Recently, I used Topofusion to pan through a series of topo maps of the western United States to further investigate the geomorphology (and learn the names) of some very interesting geologic features I had seen on various airplane trips this last year (see related Google Map and Geotagged photo album). Topofusion was the best way to do this quickly because it provides very rapid access to all the detailed topo maps of the US which include many more place names than you can find in, say, Google Earth.

Wednesday, January 9, 2008

Reno-Gazette Journal makes good use of Google Maps

The hapless residents of Fernley, Nevada were recently struck by a flood of entirely human design when the canal that deprives Pyramid Lake of water failed into their neighborhood on an extremely cold and snowy morning.

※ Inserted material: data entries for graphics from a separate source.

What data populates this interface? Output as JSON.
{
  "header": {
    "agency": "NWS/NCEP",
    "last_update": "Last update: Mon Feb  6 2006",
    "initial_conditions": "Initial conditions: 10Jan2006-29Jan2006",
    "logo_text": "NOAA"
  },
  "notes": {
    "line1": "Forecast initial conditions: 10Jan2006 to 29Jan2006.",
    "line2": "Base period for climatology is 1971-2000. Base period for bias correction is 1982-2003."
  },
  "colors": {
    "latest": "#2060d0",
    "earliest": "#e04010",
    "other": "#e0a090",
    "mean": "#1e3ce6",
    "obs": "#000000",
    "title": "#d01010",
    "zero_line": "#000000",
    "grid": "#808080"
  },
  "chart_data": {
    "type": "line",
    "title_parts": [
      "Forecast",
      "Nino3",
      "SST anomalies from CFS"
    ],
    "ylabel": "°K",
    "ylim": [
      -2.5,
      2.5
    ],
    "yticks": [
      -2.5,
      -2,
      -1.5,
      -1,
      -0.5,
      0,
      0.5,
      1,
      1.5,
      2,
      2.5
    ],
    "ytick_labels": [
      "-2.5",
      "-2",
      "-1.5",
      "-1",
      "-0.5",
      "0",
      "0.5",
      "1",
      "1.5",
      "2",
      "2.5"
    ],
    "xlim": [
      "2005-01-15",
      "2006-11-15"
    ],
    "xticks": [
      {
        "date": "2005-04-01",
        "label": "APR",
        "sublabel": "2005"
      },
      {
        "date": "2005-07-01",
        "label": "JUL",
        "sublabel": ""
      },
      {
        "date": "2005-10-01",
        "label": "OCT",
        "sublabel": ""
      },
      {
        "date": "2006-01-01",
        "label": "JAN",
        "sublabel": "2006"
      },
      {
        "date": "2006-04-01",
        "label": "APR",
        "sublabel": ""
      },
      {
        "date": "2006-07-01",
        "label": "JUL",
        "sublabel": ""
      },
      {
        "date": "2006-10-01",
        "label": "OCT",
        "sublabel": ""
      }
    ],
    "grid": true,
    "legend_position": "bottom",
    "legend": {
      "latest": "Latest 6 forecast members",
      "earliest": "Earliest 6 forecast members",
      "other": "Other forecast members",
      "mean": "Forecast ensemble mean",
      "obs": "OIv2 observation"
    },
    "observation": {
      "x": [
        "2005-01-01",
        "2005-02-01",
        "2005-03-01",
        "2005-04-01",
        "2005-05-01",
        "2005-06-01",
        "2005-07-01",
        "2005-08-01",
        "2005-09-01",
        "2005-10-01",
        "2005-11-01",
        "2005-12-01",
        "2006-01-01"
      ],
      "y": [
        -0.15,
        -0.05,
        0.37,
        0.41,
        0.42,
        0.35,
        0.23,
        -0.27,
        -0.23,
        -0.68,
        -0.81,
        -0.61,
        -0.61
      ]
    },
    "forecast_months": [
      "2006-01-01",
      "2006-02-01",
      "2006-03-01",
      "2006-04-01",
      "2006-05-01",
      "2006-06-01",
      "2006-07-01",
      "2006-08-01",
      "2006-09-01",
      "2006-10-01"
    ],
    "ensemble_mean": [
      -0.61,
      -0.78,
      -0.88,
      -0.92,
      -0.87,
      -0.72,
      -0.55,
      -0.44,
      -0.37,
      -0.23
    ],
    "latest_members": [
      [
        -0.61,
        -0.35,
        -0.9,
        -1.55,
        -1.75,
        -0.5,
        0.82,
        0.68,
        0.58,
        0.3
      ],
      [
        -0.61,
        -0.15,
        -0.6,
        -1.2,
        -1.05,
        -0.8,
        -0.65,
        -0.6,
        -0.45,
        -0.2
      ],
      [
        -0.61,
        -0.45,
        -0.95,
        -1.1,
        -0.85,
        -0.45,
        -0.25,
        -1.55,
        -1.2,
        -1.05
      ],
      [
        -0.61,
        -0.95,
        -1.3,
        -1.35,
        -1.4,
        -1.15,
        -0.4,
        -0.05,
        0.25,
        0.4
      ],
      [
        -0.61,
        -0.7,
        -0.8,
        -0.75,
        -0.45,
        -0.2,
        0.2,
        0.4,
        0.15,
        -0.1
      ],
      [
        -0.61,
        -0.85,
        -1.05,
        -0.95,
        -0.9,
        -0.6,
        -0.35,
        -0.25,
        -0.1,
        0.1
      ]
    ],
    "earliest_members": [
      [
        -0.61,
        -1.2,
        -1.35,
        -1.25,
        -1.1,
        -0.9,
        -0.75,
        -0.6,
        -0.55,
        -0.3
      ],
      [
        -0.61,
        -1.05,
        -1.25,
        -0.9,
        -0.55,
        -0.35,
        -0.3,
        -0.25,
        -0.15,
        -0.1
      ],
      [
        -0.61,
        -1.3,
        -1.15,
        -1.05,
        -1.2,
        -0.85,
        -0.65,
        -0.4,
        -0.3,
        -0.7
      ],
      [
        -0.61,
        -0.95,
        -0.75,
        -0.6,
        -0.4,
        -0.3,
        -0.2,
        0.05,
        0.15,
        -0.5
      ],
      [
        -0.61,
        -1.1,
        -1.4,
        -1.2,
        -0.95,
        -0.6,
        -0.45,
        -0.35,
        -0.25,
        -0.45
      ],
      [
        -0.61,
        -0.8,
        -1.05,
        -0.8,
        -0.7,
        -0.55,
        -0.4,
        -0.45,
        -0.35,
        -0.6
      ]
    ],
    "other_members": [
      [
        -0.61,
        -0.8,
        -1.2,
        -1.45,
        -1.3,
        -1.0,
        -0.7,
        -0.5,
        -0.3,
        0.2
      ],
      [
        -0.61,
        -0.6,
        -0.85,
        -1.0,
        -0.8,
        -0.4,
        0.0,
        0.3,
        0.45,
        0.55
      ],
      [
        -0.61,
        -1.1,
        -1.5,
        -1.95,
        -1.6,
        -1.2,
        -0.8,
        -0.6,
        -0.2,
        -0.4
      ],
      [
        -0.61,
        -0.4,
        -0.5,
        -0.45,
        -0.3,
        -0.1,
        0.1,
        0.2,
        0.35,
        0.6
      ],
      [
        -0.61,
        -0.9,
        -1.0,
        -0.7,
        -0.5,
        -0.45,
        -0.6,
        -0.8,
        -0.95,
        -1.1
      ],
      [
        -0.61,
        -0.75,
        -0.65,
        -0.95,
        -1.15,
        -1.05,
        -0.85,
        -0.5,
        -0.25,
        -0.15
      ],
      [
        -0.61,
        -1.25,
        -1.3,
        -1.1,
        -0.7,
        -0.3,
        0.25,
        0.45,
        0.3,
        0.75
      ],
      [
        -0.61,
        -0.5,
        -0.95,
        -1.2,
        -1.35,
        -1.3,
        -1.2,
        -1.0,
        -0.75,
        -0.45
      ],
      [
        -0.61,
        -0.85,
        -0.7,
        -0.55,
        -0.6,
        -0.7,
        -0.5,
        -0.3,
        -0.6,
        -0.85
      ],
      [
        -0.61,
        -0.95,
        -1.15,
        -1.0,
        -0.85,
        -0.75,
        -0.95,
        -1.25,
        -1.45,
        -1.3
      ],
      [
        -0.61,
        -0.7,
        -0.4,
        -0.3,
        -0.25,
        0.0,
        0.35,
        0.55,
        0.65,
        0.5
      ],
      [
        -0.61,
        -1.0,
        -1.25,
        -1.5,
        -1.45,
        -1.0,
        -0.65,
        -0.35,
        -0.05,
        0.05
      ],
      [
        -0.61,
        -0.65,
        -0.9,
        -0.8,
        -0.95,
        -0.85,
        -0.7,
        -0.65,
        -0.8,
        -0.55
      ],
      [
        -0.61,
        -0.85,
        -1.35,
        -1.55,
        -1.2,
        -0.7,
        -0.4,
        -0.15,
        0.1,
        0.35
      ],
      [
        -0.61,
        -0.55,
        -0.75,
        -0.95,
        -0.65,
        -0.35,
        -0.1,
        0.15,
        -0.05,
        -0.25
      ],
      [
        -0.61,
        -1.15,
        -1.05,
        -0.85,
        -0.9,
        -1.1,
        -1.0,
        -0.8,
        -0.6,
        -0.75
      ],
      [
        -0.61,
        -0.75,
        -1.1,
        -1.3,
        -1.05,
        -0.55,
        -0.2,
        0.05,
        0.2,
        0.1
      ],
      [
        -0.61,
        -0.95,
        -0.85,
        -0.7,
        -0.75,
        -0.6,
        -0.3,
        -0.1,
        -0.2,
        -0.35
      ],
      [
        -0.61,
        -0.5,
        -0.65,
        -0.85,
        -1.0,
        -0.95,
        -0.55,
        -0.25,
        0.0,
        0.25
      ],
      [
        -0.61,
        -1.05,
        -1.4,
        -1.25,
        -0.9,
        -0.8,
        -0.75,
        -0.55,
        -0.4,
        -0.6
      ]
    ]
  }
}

Authors at the RG&J put together a Google Map to illustrate the effects of the flood. They also recently put one together to show snow and road conditions in the Lake Tahoe area. Good move.

View Larger Map

Sunday, January 6, 2008

Virtual Field Trip with Geo-tagged Photos

Another option for providing spatial context for geologically oriented photographs is to geotag them in an online photo album that links to a map. Here is an example made using Picasa, a very handy (free) photo organizing program that can geotag photos for viewing in Google Maps or Google Earth: Geotagged Photo Example

Very Basic Example of a Virtual Field Trip

As I have mentioned in previous posts, Google Map's 'My Maps' feature offers a way to very quickly develop some interesting maps that incorporate images and commentary. This is the most basic application. It is possible to make the interface considerably more elaborate with additional coding using an API--application programming interface. The example below is one that I put together with a few hour's work with photo editing and Google Maps. It highlights some scenic points on recent flights between Reno, Vegas, and Oklahoma City (although the scenery ends near Albuquerque). The potential for this to highlight geologic features of Nevada is obvious, no? It can even be made very technical to share with other scientists. I made mine for fun, but it could be augmented considerably with text on history and geology along with relevant links.